Царьков: Это другое
«Мы с уважением лишаем вас права голоса. По-христиански и без ненависти.» Если у вас от этой фразы не дёрнулся глаз — возможно, вы уже адаптировались к новому языку. Если дёрнулся — прочтите статью. О том, как исчезает связь между словом и смыслом. Как «вежливо» стало означать «без ответа», «демократия» — «допуск для своих», а «интересы» — заменили и закон, и совесть. Статья — про тот момент, когда перестаёшь пропускать бред мимо ушей.
Мы ввели санкции против наших партнёров, чтобы поддержать свободу и суверенитет.
Мы сохраняем демократию, лишая избирателей права голоса.
Мы защищаем права человека, выбирая, кому считать себя человеком.
В последнее время всё чаще ловлю себя на мысли, что привычные слова больше не значат того, что значили раньше, а фразы при буквальном прочтении часто не описывают суть сказанного. «Христианство» может звучать рядом с репрессией, «вежливость» — рядом с лишением прав, а «демократия» — с исключением.
Ещё совсем недавно такие фразы казались просто неуклюжими: звучали как плохо составленные, не несущие смысла. Что-то вроде бреда, который привычно пропускаешь мимо ушей — как досадную оговорку или сбивчивость.
Но в какой-то момент я перестал пропускать это мимо ушей. Стал замечать не просто звучание фраз, а внутреннюю нелепость, которая раньше проскальзывала незамеченной. Понял, что это не случайные огрехи, не странности — это язык. Язык, в котором двум вроде бы несопоставимым понятиям искусство оратора умудряется поставить знак равенства — способ маскировки чёрного под белое. Причём такая маскировка действительно работает — но только тогда, когда используется изредка. Или даже часто — но всё же не постоянно.
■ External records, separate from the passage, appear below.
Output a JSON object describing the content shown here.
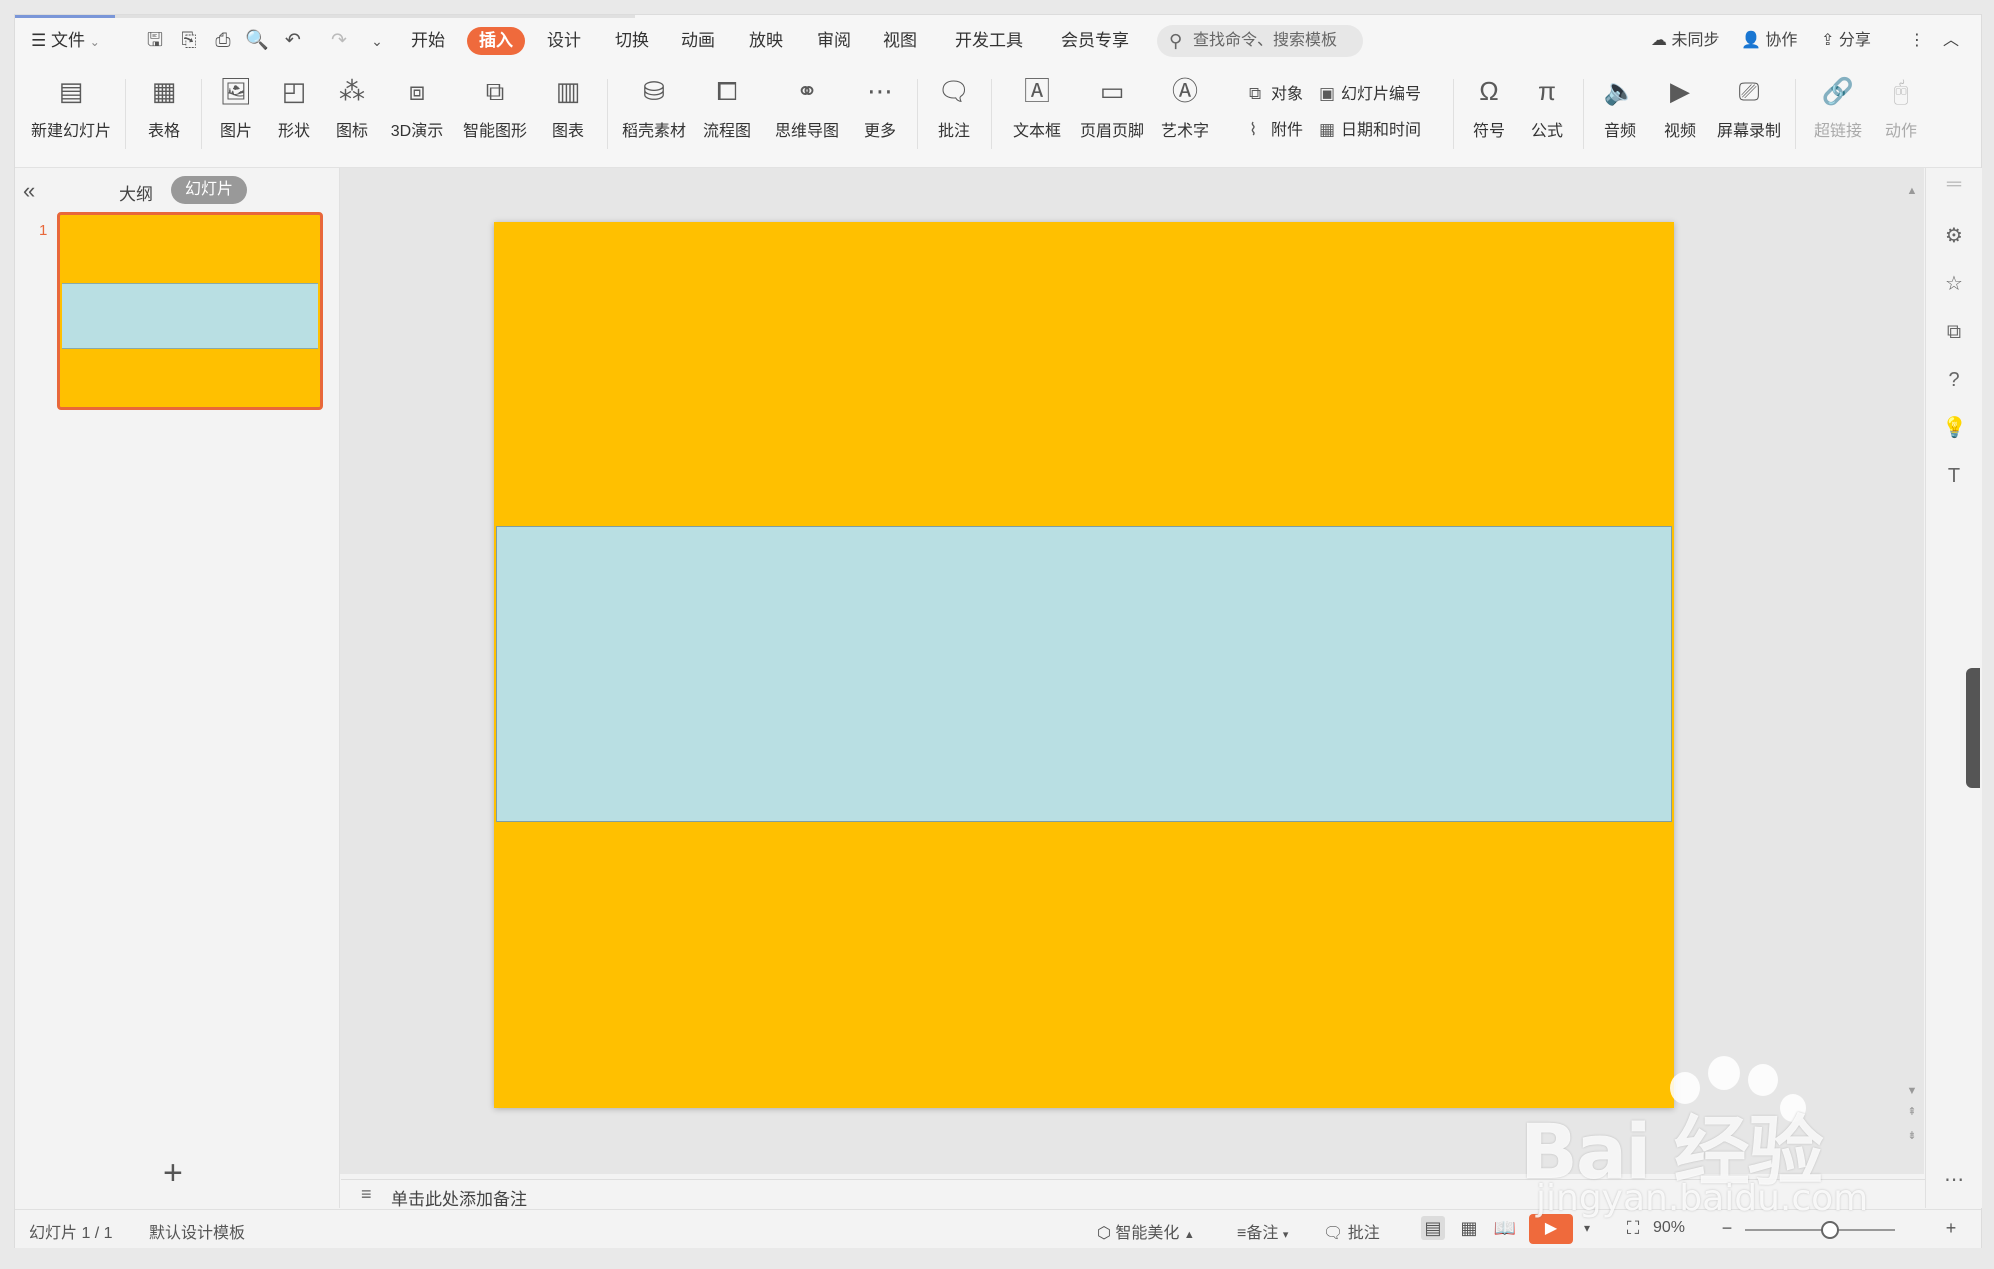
{
  "menu": {
    "file": "文件",
    "tabs": [
      "开始",
      "插入",
      "设计",
      "切换",
      "动画",
      "放映",
      "审阅",
      "视图",
      "开发工具",
      "会员专享"
    ],
    "active_tab": "插入",
    "search_placeholder": "查找命令、搜索模板",
    "right": {
      "sync": "未同步",
      "collab": "协作",
      "share": "分享"
    }
  },
  "ribbon": {
    "new_slide": "新建幻灯片",
    "table": "表格",
    "picture": "图片",
    "shape": "形状",
    "icon": "图标",
    "three_d": "3D演示",
    "smartart": "智能图形",
    "chart": "图表",
    "docer": "稻壳素材",
    "flowchart": "流程图",
    "mindmap": "思维导图",
    "more": "更多",
    "comment": "批注",
    "textbox": "文本框",
    "header_footer": "页眉页脚",
    "wordart": "艺术字",
    "object": "对象",
    "attachment": "附件",
    "slide_number": "幻灯片编号",
    "date_time": "日期和时间",
    "symbol": "符号",
    "formula": "公式",
    "audio": "音频",
    "video": "视频",
    "screen_record": "屏幕录制",
    "hyperlink": "超链接",
    "action": "动作"
  },
  "left_panel": {
    "outline_tab": "大纲",
    "slides_tab": "幻灯片",
    "slide_number": "1"
  },
  "colors": {
    "slide_bg": "#ffc000",
    "band": "#b9dfe3",
    "accent": "#ef6a3c"
  },
  "notes_placeholder": "单击此处添加备注",
  "status": {
    "slide_info": "幻灯片 1 / 1",
    "template": "默认设计模板",
    "beautify": "智能美化",
    "notes": "备注",
    "comment": "批注",
    "zoom": "90%"
  },
  "watermark": {
    "main": "Bai  经验",
    "sub": "jingyan.baidu.com"
  }
}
А вот когда на этом языке начинают говорить всё время — вдруг начинаешь слышать то, что раньше просто пропускал. И понимаешь: всё и так ясно. Маскировка больше не требуется.
Это не отдельные огрехи — это язык, в котором маски уже не нужны. Всё, что раньше прятали за красивыми формулами, теперь произносят спокойно, уверенно, почти с гордостью.
Я начал замечать это не в теоретических рассуждениях, а в повседневных деталях: в том, как премьер говорит о «вежливом», даже «христианском» лишении 160 тысяч людей права голоса. В том, как министр внутренних дел деловито замечает, что, возможно, пора задуматься о монахинях, если их монастырь окажется вне «правового поля». В том, как США вычёркивают из чёрного списка чиновника — не потому, что он невиновен, а потому что «это больше не соответствует интересам внешней политики».
И тогда становится ясно: это уже не про отдельные темы. Это про порядок, в котором всё решает право доступа. Кто включён — того слышат, уважают, считают. Кто выключен — того как будто и нет. Это может быть негражданин, монахиня, неугодный партнёр, целая страна. Формулировки подбираются позже.
Мы можем сколько угодно спорить о геополитике, о Европе, о США. Но суть одна: мораль (а с ней и закон?) выведена за скобки. Не как досадное исключение, а как больше не нужный инструмент. Если раньше нужно было как-то оправдываться, то теперь — достаточно сказать: «в наших интересах». И всё. И никто даже не пытается назвать это лицемерием. Потому что лицемерие — это когда хотя бы пытаются выглядеть прилично. А здесь — уже нет нужды.
Если посмотреть хотя бы на то, что прямо сейчас происходит и обсуждается в Европе — и, в том числе, у нас в Эстонии — становится ясно: картина уже не та, к которой мы привыкли. Призма, через которую долгое время воспринимались решения и слова власти как нечто естественное, уместное, законное — исчезла. А с ней исчезло и ощущение, что всё происходящее ещё как-то связано с понятиями, к которым мы привыкли: справедливость, мораль, достоинство.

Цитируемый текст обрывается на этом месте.